Fig. 1. Clinical manifestations before and after treatment. Before treatment: erythematous plaque on (A) the dorsum of the left hand, (B) the left elbow, and (C) the right ear. After 3 months of treatment: lesions on: (D) the dorsum of the left hand, (E) the left elbow, and (F) the right ear. After 3 months of treatment: (G) scar and hypopigmentation on the dorsum of the left hand, (H) scar on the left elbow, and (I) scar on the right ear.
Fig. 2. (A) Suppurative granuloma formation (haematoxylin and eosin staining). Original magnification ×200. (B) Acid-fast bacilli were positive in the tissue fluid of skin lesion. Ziehl-Neelsen staining. Original magnification ×200.
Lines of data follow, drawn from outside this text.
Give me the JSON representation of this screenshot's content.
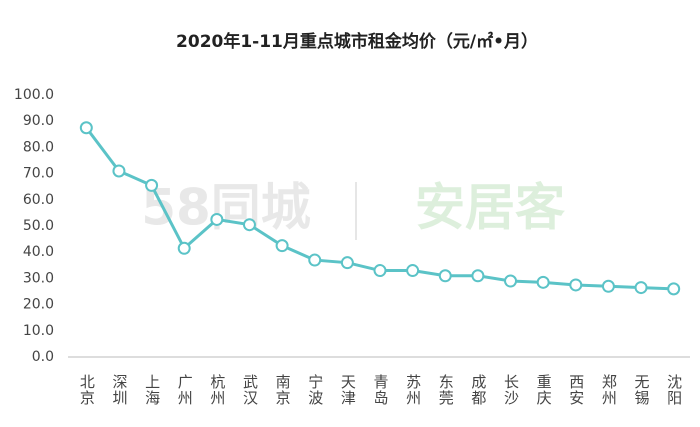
{
  "chart_data": {
    "type": "line",
    "title": "2020年1-11月重点城市租金均价（元/㎡•月）",
    "watermark": [
      "58同城",
      "安居客"
    ],
    "categories": [
      "北京",
      "深圳",
      "上海",
      "广州",
      "杭州",
      "武汉",
      "南京",
      "宁波",
      "天津",
      "青岛",
      "苏州",
      "东莞",
      "成都",
      "长沙",
      "重庆",
      "西安",
      "郑州",
      "无锡",
      "沈阳"
    ],
    "series": [
      {
        "name": "租金均价",
        "color": "#5bc3c7",
        "values": [
          87.5,
          71,
          65.5,
          41.5,
          52.5,
          50.5,
          42.5,
          37,
          36,
          33,
          33,
          31,
          31,
          29,
          28.5,
          27.5,
          27,
          26.5,
          26
        ]
      }
    ],
    "ylim": [
      0,
      100
    ],
    "yticks": [
      {
        "value": 0,
        "label": "0.0"
      },
      {
        "value": 10,
        "label": "10.0"
      },
      {
        "value": 20,
        "label": "20.0"
      },
      {
        "value": 30,
        "label": "30.0"
      },
      {
        "value": 40,
        "label": "40.0"
      },
      {
        "value": 50,
        "label": "50.0"
      },
      {
        "value": 60,
        "label": "60.0"
      },
      {
        "value": 70,
        "label": "70.0"
      },
      {
        "value": 80,
        "label": "80.0"
      },
      {
        "value": 90,
        "label": "90.0"
      },
      {
        "value": 100,
        "label": "100.0"
      }
    ],
    "grid": false
  }
}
M. szulgai is an atypical mycobacterium that was first discovered in 1972 (1). M. szulgai infection is very rare in humans, accounting for less than 0.5% of all non-tuberculous mycobacteria infections (2, 3). Pulmonary infection with M. szulgai, which resembles tuberculosis, is the most common clinically involved site, while extrapulmonary and multifocal infections are very rare. Only 11 cases of cutaneous infection due to M. szulgai have been reported in the literature in English, including subcutaneous nodules (4, 5), abscesses (6), cellulitis, and sinuses (7), as well as multiple inflammatory lesions (8). Sporotrichoid ulcerating lesions (9) and lichen scrofulosorum-like lesions have also been reported (10). Most cutaneous infections due to Mycobacterium occur in patients in an immunosuppressed condition, while in recent years, it has also been reported that GATA-2 deficiency (11) as well as anti-cytokine autoantibodies, including autoantibodies to interferon-γ and autoantibodies to granulocyte–macrophage colony-stimulating-factor (GM-CSF) have been proved as a predisposing factor, which could answer the unexplained disseminated NTM infections in otherwise apparently immunocompetent people, especially in Asian-born persons (12). Diagnosing this unusual infection requires a series of laboratory tests, such as culture and sequence analysis to identify and exclude diagnoses. To date, there is no standard protocol for the treatment of M. szulgai infection. M. szulgai responds well to antimycobacterial combination treatment (13). Based on clinical experience, the most recommended therapeutic regimen includes 3 or 4 antimycobacterial agents for 3–6 months or longer (14). In a report from the Netherlands, clarithromycin with ethambutol and rifampin or rifabutin was preferred as a favourable treatment regimen. Clarithromycin was a mainstay of therapy in 11 of 12 of their cases (92%), with success in 10 of 12 (83%) (15). In addition to traditional drugs, M. szulgai is also susceptible to macrolides and fluoroquinolones. In this case, the patient’s lesions obviously improved under the antimycobacterial regimens for 3 months. Thus, it is considered that traditional treatments are effective for M. szulgai infections to some degree. In conclusion, M. szulgai is a pathogenic organism that, in rare cases, causes cutaneous infection, which can be treated successfully with anti-tuberculosis drugs.
This manuscript was supported by grants from Chinese Academy of Medical Sciences: Innovation Fund for Medical Sciences (CIFMS-2017-I2M-1-017) and the Natural Science Foundation of China (81371751).
The authors have no conflicts of interest to declare.